Why I use Linear for a one-person project, and how superpowers skills and git worktrees make Claude Code feel like a real teammate.
Using Linear for a personal project sounds like overkill. It probably is, slightly — but the discipline it imposes turns out to be what makes the rest of the workflow actually work.
Here's how this site gets built.
Before I open an editor or start a Claude session, I write the issue. That sounds simple, but the act of writing it does real work: it converts "add search" into "full-text search over post content, scoped to title and excerpt, no backend — client-side with Fuse.js, accessible from the nav." Thirty seconds of writing turns an ambiguous impulse into a bounded task.
The other thing Linear gives me is real closure. When an issue moves to Done, it's done. Not "I think I did this," not "it's in a branch somewhere." There's a milestone (Site 1.0), there's a backlog, and there's a clean before-and-after when something ships.
Claude Code has a plugin system where skills — structured guides — load into the agent's context when a task matches their trigger. The ones that actually change my workflow are the discipline skills in the superpowers plugin.
Before any feature, the brainstorming skill fires: what's the edge case, what does the empty state look like, how does this interact with mobile layout, what are we explicitly not building. A few minutes of that before a single line of code tends to surface the thing that would have caused a rewrite at hour three.
The verification skill is the one I rely on most. Before Claude reports anything as done, it has to run actual checks — typecheck, lint, load the dev server, exercise the feature in the browser. Not "I believe this should work." Evidence first. The skill makes this non-negotiable, which is necessary because the agent's default is to say "done" when it thinks it's done, not when you can confirm it works.

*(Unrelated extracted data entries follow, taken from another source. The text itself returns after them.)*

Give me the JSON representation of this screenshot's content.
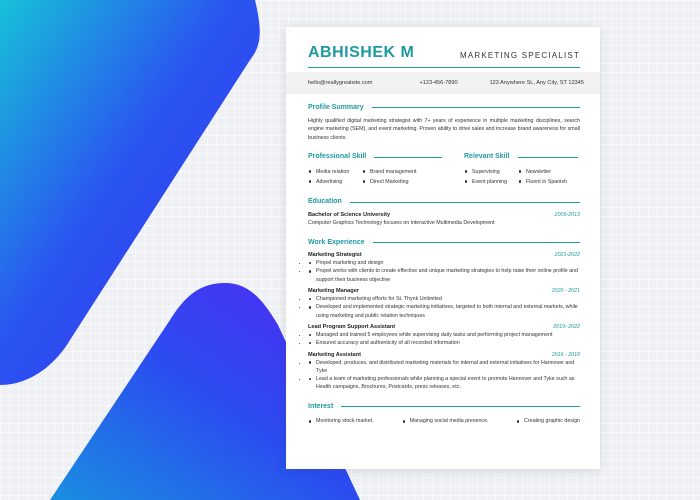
{
  "resume": {
    "name": "ABHISHEK M",
    "role": "MARKETING SPECIALIST",
    "contact": {
      "email": "hello@reallygreatsite.com",
      "phone": "+123-456-7890",
      "address": "123 Anywhere St., Any City, ST 12345"
    },
    "profile": {
      "title": "Profile Summary",
      "text": "Highly qualified digital marketing strategist with 7+ years of experience in multiple marketing disciplines, search engine marketing (SEM), and event marketing. Proven ability to drive sales and increase brand awareness for small business clients."
    },
    "professional_skill": {
      "title": "Professional Skill",
      "col1": [
        "Media relation",
        "Advertising"
      ],
      "col2": [
        "Brand management",
        "Direct Marketing"
      ]
    },
    "relevant_skill": {
      "title": "Relevant Skill",
      "col1": [
        "Supervising",
        "Event planning"
      ],
      "col2": [
        "Newsletter",
        "Fluent in Spanish"
      ]
    },
    "education": {
      "title": "Education",
      "degree": "Bachelor of Science University",
      "date": "2009-2013",
      "detail": "Computer Graphics Technology focuses on interactive Multimedia Development"
    },
    "experience": {
      "title": "Work Experience",
      "jobs": [
        {
          "title": "Marketing Strategist",
          "date": "2021-2022",
          "bullets": [
            "Propel marketing and design",
            "Propel works with clients to create effective and unique marketing strategies to help raise their online profile and support their business objective"
          ]
        },
        {
          "title": "Marketing Manager",
          "date": "2020 - 2021",
          "bullets": [
            "Championed marketing efforts for St. Thynk Unlimited",
            "Developed and implemented strategic marketing initiatives, targeted to both internal and external markets, while using marketing and public relation techniques"
          ]
        },
        {
          "title": "Lead Program Support Assistant",
          "date": "2019- 2022",
          "bullets": [
            "Managed and trained 5 employees while supervising daily tasks and performing project management",
            "Ensured accuracy and authenticity of all recorded information"
          ]
        },
        {
          "title": "Marketing Assistant",
          "date": "2016 - 2018",
          "bullets": [
            "Developed, produces, and distributed marketing materials for internal and external initiatives for Hannover and Tyke",
            "Lead a team of marketing professionals while planning a special event to promote Hannover and Tyke such as Health campaigns, Brochures, Postcards, press releases, etc."
          ]
        }
      ]
    },
    "interest": {
      "title": "Interest",
      "items": [
        "Monitoring stock market.",
        "Managing social media presence.",
        "Creating graphic design"
      ]
    }
  },
  "colors": {
    "accent": "#1f9aa0",
    "shape_top": "#2a3cf0",
    "shape_bottom": "#4a2cf5",
    "shape_teal": "#19b6d6"
  }
}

Features that don't touch each other — a new series page, an RSS fix, a sidebar widget — are candidates for parallel agents. Claude Code supports spawning agents in isolated git worktrees: separate directories, separate branches, same repo. They don't conflict because they're not sharing the working tree.

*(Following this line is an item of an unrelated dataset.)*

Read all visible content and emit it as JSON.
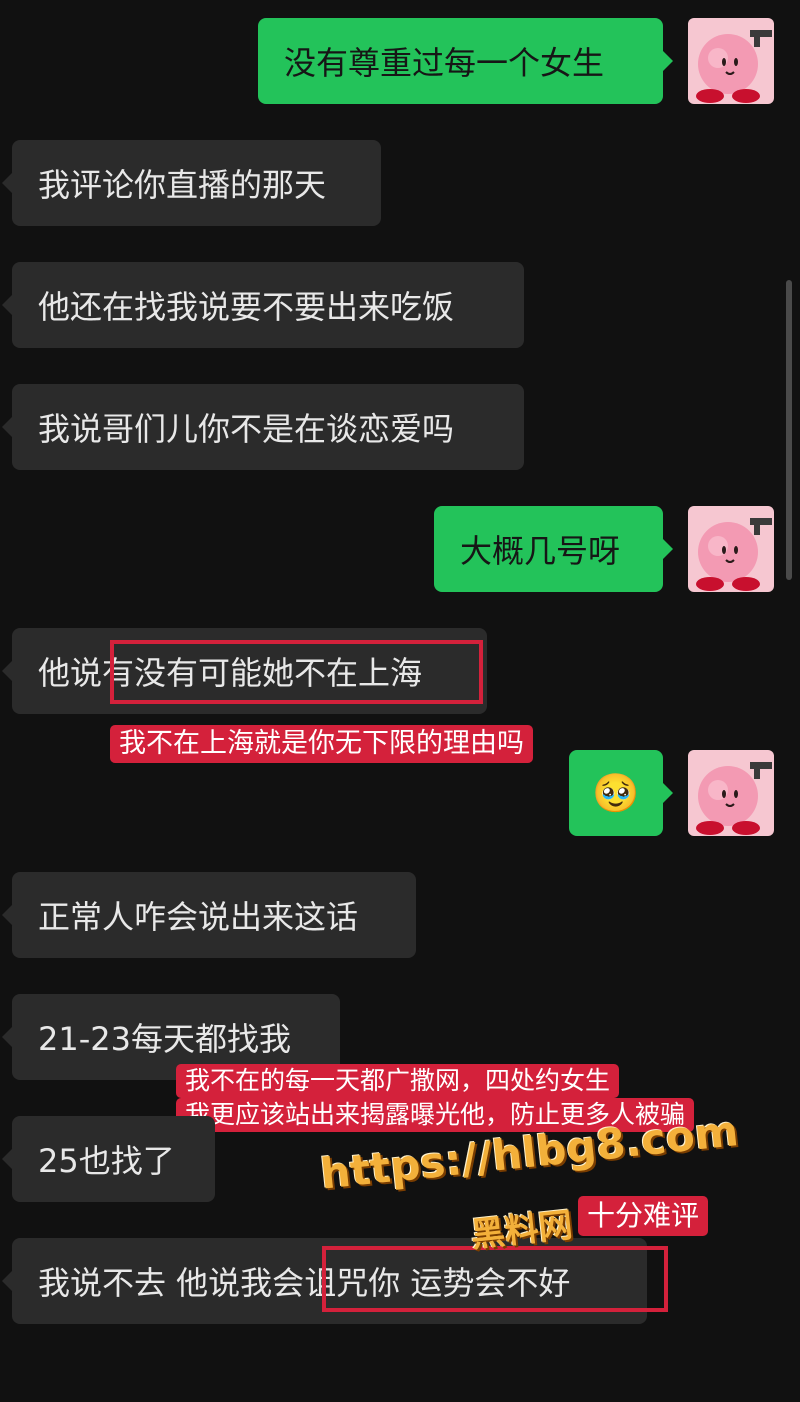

In practice: I describe two features in the same session, Claude dispatches them as separate worktree agents, I do something else. Both return with branches and a summary. The sequential version of this is finish one, wait, start the next. With worktrees it's closer to how a small team would actually work.
The constraint is that independent really has to mean independent — touching the same component or globals in parallel creates a merge that's more work than the sequential version. I've learned to scope issues with this in mind.
Linear: STO-N at the start of the session)This post exists because of STO-10. The series landing page that will eventually host it is probably STO-11. The workflow is self-documenting.
Nothing here is novel tooling. The skills create structure where conversations would otherwise drift. Linear creates closure where a notes app stays perpetually open. The worktrees create independence where a shared branch would serialize everything. Together they give a one-person project a rhythm instead of a pile of intentions.